普通なら芝生であるだろう場所に、一面のツメクサが咲き乱れていた。
知られていない場所らしく、休みの日だというのに、人気が少ない。
「くっく、やだ」
勝手に靴を脱ぐ暁を、慧太は笑って見ている。
「何か危ない物、落ちてないでしょうね?」
きょろきょろと周りを見回す瑞穂を押しとどめ、慧太も一緒に靴を脱ぐ。
「足なんか、切ったら切った時だって。
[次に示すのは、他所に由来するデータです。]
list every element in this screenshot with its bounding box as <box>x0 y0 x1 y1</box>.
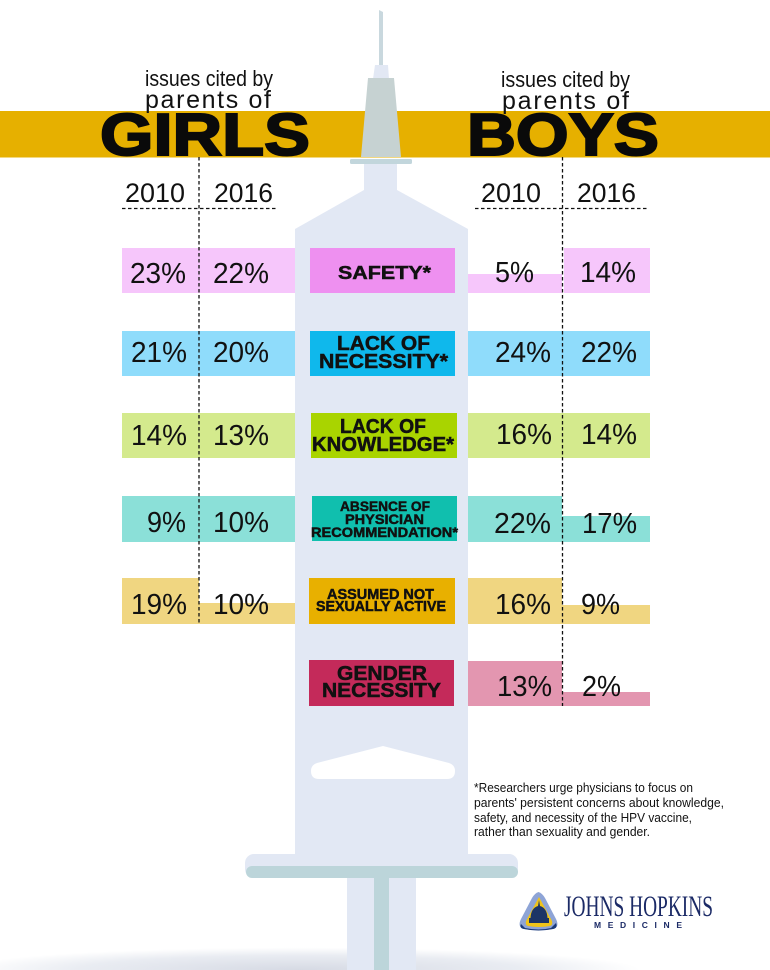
category label: gender necessity: NECESSITY <box>322 680 442 702</box>
physician bar boys 2010 <box>468 496 562 542</box>
category label: lack of knowledge <box>311 413 457 458</box>
parents of: parents of <box>502 87 629 115</box>
boys percentages: 16% <box>495 589 551 621</box>
boys percentages: 17% <box>582 508 637 540</box>
plunger flange <box>245 854 518 878</box>
physician bar girls <box>122 496 295 542</box>
safety bar girls <box>122 248 295 293</box>
category label: lack of necessity: NECESSITY* <box>319 351 448 373</box>
girls percentages: 13% <box>213 420 269 452</box>
category label: assumed not sexually active: ASSUMED NOT <box>327 587 434 603</box>
year labels <box>125 178 636 208</box>
girls percentages: 14% <box>131 420 187 452</box>
category label: safety <box>310 248 455 293</box>
girls percentages: 9% <box>147 507 186 539</box>
category label: lack of knowledge: LACK OF <box>340 416 426 438</box>
plunger flange lower edge <box>246 866 518 878</box>
syringe illustration <box>245 10 518 970</box>
girls percentages: 20% <box>213 337 269 369</box>
knowledge bar boys <box>468 413 650 458</box>
column dividers and year rules <box>122 157 647 706</box>
boys percentages: 13% <box>497 671 552 703</box>
plunger rod <box>347 876 416 970</box>
heading: parents of girls <box>100 66 310 168</box>
not active bar girls 2016 <box>199 603 295 624</box>
boys 2010: 2010 <box>481 178 541 208</box>
girls percentages: 23% <box>130 258 186 290</box>
barrel window <box>311 746 455 779</box>
girls percentages: 21% <box>131 337 187 369</box>
safety bar boys 2010 <box>468 274 562 293</box>
boys percentages: 14% <box>580 257 636 289</box>
category label: absence of physician recommendation: RECOMMENDATION* <box>311 524 459 540</box>
not active bar girls 2010 <box>122 578 199 624</box>
category label: lack of necessity <box>310 331 455 376</box>
footnote: *Researchers urge physicians to focus on <box>474 781 693 795</box>
floor shadow <box>0 925 640 970</box>
category label: absence of physician recommendation: PHYSICIAN <box>345 511 424 527</box>
plunger rod centre <box>374 876 389 970</box>
necessity bar girls <box>122 331 295 376</box>
syringe barrel <box>295 164 468 855</box>
GIRLS: GIRLS <box>100 102 310 168</box>
hub flange <box>350 159 412 164</box>
category label: safety: SAFETY* <box>338 262 432 283</box>
necessity bar boys <box>468 331 650 376</box>
boys data bars <box>468 248 650 706</box>
not active bar boys 2010 <box>468 578 562 624</box>
boys percentages: 2% <box>582 671 621 703</box>
girls percentages: 22% <box>213 258 269 290</box>
gender bar boys 2016 <box>562 692 650 706</box>
category label: absence of physician recommendation: ABSENCE OF <box>340 498 430 514</box>
category label: assumed not sexually active: SEXUALLY ACTIVE <box>316 599 446 615</box>
category label: lack of knowledge: KNOWLEDGE* <box>312 434 454 456</box>
category label: absence of physician recommendation <box>311 496 459 541</box>
footnote: parents' persistent concerns about knowledge, <box>474 796 724 810</box>
girls 2016: 2016 <box>214 178 273 208</box>
parents of: parents of <box>145 86 271 114</box>
footnote: rather than sexuality and gender. <box>474 825 650 839</box>
category label: gender necessity: GENDER <box>337 663 428 685</box>
girls percentages: 10% <box>213 507 269 539</box>
footnote <box>474 781 724 839</box>
Johns Hopkins Medicine logo <box>520 890 713 930</box>
girls percentages: 19% <box>131 589 187 621</box>
boys percentages: 9% <box>581 589 620 621</box>
girls percentages <box>130 258 269 621</box>
boys percentages: 14% <box>581 419 637 451</box>
physician bar boys 2016 <box>562 516 650 542</box>
heading: parents of boys <box>467 67 659 168</box>
boys 2016: 2016 <box>577 178 636 208</box>
needle collar <box>373 65 389 79</box>
category label: lack of necessity: LACK OF <box>337 333 430 355</box>
icon: shield with dome <box>520 892 557 930</box>
girls 2010: 2010 <box>125 178 185 208</box>
knowledge bar girls <box>122 413 295 458</box>
not active bar boys 2016 <box>562 605 650 624</box>
issues cited by: issues cited by <box>145 66 273 91</box>
medicine subtitle: MEDICINE <box>594 920 682 930</box>
category label: gender necessity <box>309 660 454 706</box>
BOYS: BOYS <box>467 102 659 168</box>
boys percentages: 5% <box>495 257 534 289</box>
footnote: safety, and necessity of the HPV vaccine, <box>474 811 692 825</box>
issues cited by: issues cited by <box>501 67 630 92</box>
boys percentages: 22% <box>494 508 551 540</box>
category label: assumed not sexually active <box>309 578 455 624</box>
needle hub <box>361 78 401 157</box>
needle <box>379 10 383 66</box>
girls percentages: 10% <box>213 589 269 621</box>
boys percentages: 22% <box>581 337 637 369</box>
gold header band <box>0 111 770 158</box>
safety bar boys 2016 <box>564 248 650 293</box>
boys percentages: 16% <box>496 419 552 451</box>
gender bar boys 2010 <box>468 661 562 706</box>
boys percentages: 24% <box>495 337 551 369</box>
boys percentages <box>494 257 637 703</box>
girls data bars <box>122 248 295 624</box>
気持ちいいぞ」
ツメクサのやわらかい感触が、足裏に心地良い。
レジャーシートを広げて上に座った瑞穂は、諦めたように溜息をついた。
一歳児のやわらかい足の裏は気になっても、嬉しそうに歩く父子は微笑ましい。
高い高いと投げ上げられる我が子は、もう自分の腹には戻らないのだ。
「まま、どーぞ」
花首だけ摘んだニワゼキショウは、どうやって暁の目に留まったのだろう。
白い花の中に見つけた赤い花が、不思議だったのだろうか。
「ありがと」
受取った花を持っていた本に挟んで、瑞穂も靴を脱いだ。
こんな風に楽しめるのは、多分そんなに長いことじゃない。
同じ感覚を楽しめるうちに、楽しんでおかなくては。